Cheap at the price, then; but an example of how such disputes might arise when the law of one country "unfairly" restrains trade in another.
Yet even admitting that some nations' laws are curious and their courts shonky, there is no real need for "independent" arbiters. As Auckland law professor Jane Kelsey points out, all an investor need do is take out appropriate risk insurance.
The good news is this week's "procedural snafu" (as pro-deal US politicos are downplaying it) may act to set back the whole agenda well into 2016 and even beyond. Indeed, it's possible Trade Minister Tim Groser - an inordinately keen TPPA champion - may no longer be in government by the time negotiations are completed.

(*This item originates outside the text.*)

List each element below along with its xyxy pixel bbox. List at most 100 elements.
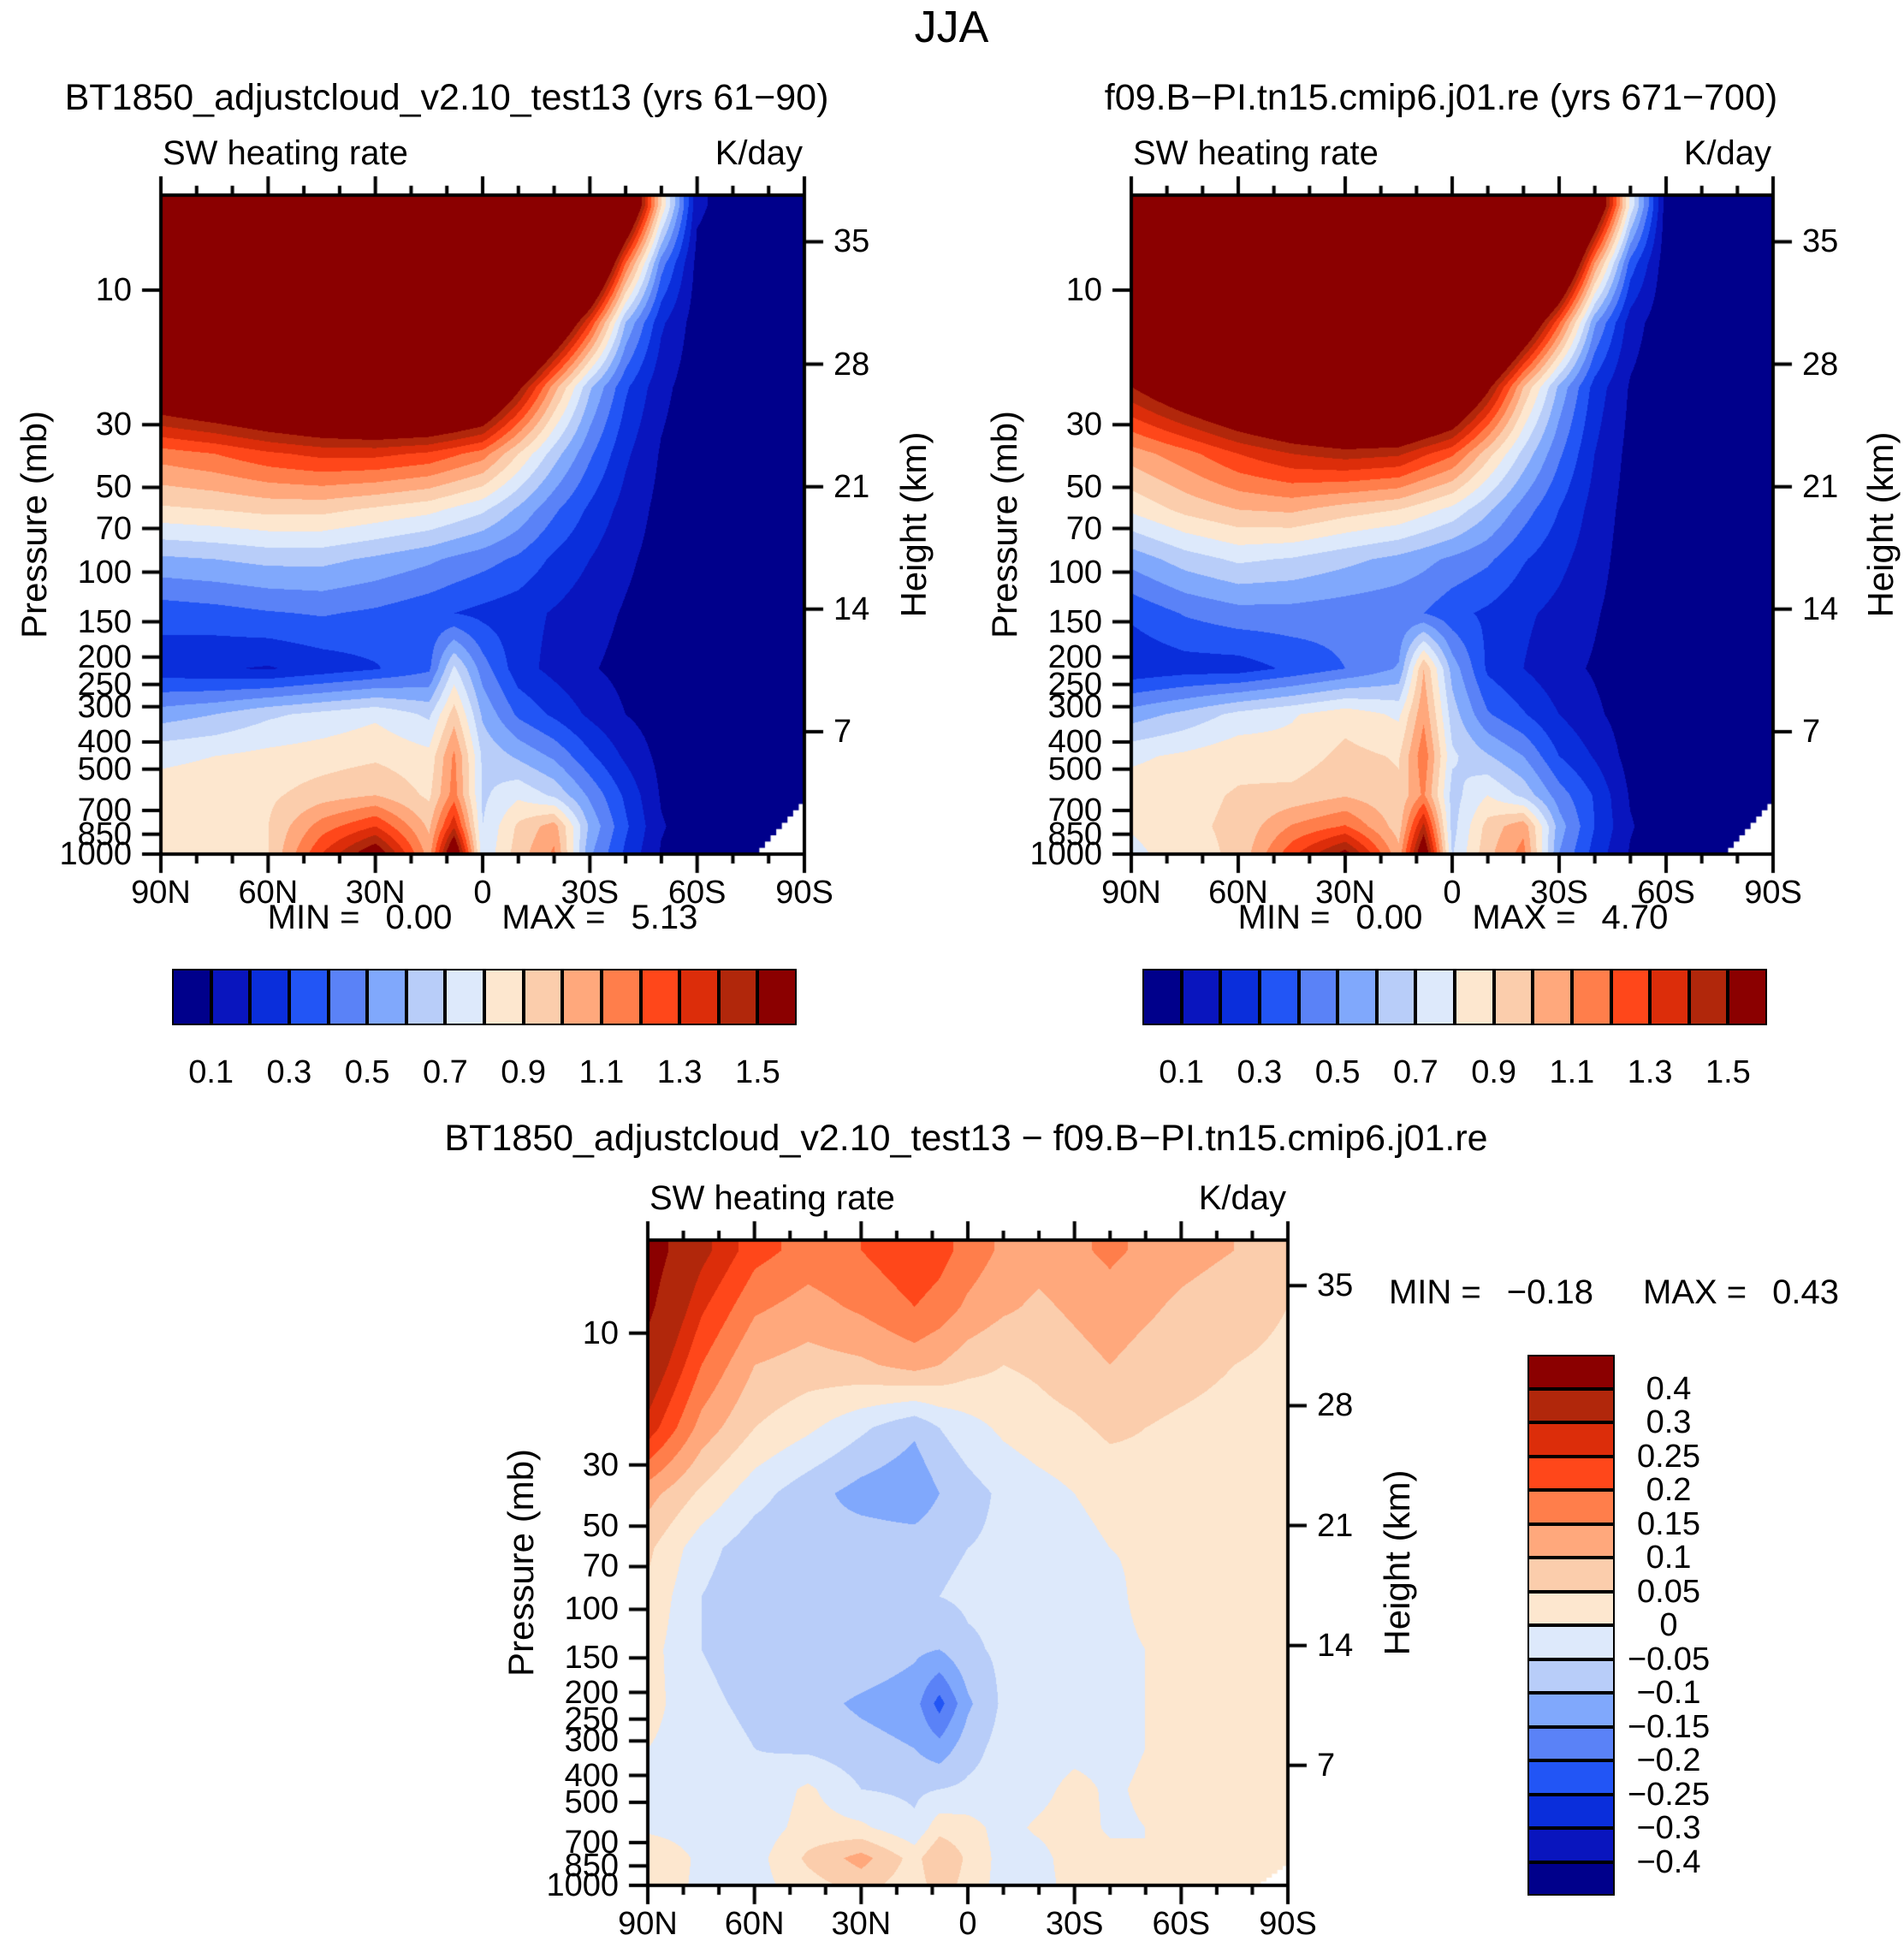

Small comfort, given Labour's Phil Goff is also keen on it. But who knows? Maybe Winston Peters and the other opposing parties will have sufficient power to stop it by then.
I hope so. I don't like the thought of some multinational corporation telling us we can't use the "clean green" slogan because those words are their intellectual property, or that we have to allow GMO crops to be freely grown here because restricting the sale of franken-seed is "unfair".
That's the right of it.
Bruce Bisset is a freelance writer and poet.